Şimdi, Hakk Teâlâ ile Kâinat arasında bir Berzâh olan (arada olan) insânın varlığından hareketle mes’eleye girelim. İnsân bir cihetiyle Hakk’a müteveccîh iken diğer cihetiyle Halka müteveccîhtir…

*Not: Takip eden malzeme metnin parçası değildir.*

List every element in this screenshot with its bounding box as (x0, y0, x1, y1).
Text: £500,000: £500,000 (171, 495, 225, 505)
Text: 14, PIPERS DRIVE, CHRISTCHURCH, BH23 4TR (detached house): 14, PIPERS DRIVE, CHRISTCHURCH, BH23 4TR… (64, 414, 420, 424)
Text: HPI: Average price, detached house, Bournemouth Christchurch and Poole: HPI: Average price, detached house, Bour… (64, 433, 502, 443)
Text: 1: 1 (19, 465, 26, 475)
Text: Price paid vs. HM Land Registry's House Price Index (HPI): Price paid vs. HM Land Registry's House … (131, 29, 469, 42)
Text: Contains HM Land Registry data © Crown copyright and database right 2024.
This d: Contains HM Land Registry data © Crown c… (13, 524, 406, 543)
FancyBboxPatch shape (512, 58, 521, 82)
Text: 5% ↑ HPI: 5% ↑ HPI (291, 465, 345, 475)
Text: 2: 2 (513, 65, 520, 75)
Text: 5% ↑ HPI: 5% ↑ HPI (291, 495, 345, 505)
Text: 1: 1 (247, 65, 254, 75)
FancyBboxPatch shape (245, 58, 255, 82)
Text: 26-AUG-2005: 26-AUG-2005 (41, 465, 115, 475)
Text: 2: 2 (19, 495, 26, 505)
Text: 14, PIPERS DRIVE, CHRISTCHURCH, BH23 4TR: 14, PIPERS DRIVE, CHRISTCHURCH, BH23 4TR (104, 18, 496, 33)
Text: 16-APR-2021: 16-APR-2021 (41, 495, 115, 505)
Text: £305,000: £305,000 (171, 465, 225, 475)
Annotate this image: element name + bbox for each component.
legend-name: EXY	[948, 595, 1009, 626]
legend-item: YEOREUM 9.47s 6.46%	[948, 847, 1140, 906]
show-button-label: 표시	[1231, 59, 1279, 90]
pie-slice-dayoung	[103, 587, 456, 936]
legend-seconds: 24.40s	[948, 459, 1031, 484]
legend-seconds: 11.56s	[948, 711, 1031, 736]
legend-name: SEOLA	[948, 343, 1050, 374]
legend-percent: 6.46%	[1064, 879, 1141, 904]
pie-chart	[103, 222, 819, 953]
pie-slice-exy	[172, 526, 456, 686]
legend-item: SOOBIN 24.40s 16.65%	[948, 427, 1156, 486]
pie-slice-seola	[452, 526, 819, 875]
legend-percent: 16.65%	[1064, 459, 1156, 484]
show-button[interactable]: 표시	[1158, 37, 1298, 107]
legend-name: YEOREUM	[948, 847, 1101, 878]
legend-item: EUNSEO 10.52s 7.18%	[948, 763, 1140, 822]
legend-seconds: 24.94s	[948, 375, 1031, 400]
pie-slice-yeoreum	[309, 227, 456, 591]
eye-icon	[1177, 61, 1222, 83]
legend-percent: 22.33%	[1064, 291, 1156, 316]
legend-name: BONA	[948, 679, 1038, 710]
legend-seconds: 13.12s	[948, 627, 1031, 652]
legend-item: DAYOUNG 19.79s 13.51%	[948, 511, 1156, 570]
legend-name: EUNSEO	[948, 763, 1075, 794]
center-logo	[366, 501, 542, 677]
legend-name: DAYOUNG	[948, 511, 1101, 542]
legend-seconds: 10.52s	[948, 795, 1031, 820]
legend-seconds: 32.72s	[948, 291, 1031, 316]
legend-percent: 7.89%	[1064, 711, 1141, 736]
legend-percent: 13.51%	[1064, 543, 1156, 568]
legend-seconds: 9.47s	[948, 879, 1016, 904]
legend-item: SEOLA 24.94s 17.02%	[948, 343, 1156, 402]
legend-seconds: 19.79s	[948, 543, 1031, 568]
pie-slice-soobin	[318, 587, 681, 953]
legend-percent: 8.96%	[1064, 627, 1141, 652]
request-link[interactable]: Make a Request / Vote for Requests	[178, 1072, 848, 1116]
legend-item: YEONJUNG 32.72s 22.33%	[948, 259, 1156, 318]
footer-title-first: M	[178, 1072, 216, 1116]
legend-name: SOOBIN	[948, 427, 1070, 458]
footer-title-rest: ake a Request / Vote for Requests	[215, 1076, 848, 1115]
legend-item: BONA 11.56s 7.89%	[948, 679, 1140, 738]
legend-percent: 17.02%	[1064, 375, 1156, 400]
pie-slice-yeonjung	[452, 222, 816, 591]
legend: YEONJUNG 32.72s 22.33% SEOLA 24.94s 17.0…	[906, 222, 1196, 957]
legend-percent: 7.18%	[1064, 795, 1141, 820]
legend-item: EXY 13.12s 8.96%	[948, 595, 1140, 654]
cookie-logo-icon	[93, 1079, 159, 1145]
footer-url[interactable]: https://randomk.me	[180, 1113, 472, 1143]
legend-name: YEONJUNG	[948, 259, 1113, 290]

Bahsettiğimiz bu noktada Varlığımızın merkezi KALBİMİZDİR. Çünkü rûhumuzun mekânıdır… Bütün fiillerimiz ve irâdemizin başlangıç ve çıkış merkezi, kalbimizdeki bir noktadır ki kulluğumuz Hakk Teâlânın hangi ismine karşılık geliyorsa, o ismin iktizâsı ve istidâdı çevresinde o noktadan aldığımız tahrik ile eşyâ cihetindeki bütün varlığımız sürekli harekete geçmekte ve hareket hâlindedir. Bu husûsu da kısaca belirttikten sonra. kalbimiz ile Hakk Teâlâ arasındaki perde ve engellerden değerli taşlar konusuna gelmeye çalışalım…
Varlığımızın merkezi olan kalbimizin, maddî bedenimize ve halka açılan mertebeleri olduğu gibi derinlemesine de kesîften lâtife doğru, Hakk’a doğru olan mertebeleri vardır. Kalbimizin lâtife doğru olan ciheti Hakk’a bakar, kesîfe doğru olan ciheti ise Eşyâya bakar…Kalbimizin, derinlemesine ya’nî kesîften lâtîfe doğru, dıştan içe doğru ya’ni kalbimizden içre 5 letâifi (tavrı, hâli) vardır… Bu mertebeler,, Kalp,, Kalbîn bâtını (içi) rûh, rûhûn bâtını sırr, sırrın bâtını hâfî (gizli sırr), hâfinin batını ise ahfâdır (en gizli sırr)… Ahfâ ise, Hakk’ın Zât’ının mekânıdır…. Ahfâya ermiş kul (kâmiller), doğrudan Hakk ile muhataptır…
Demek ki Kalbin, en derinlerde Zât’-ı Hakk ile mutlak bir münâsebeti ve bağıntısı vardır, Lâkin varlığımızdaki,, kalbimizin üstündeki perdeler ve tortular Hakk’ı örtmektedir, Dikkat edin,,. Değerli taşların, toprak, kayalar, değersiz taşlar ve deniz ile örtülü olması gibi…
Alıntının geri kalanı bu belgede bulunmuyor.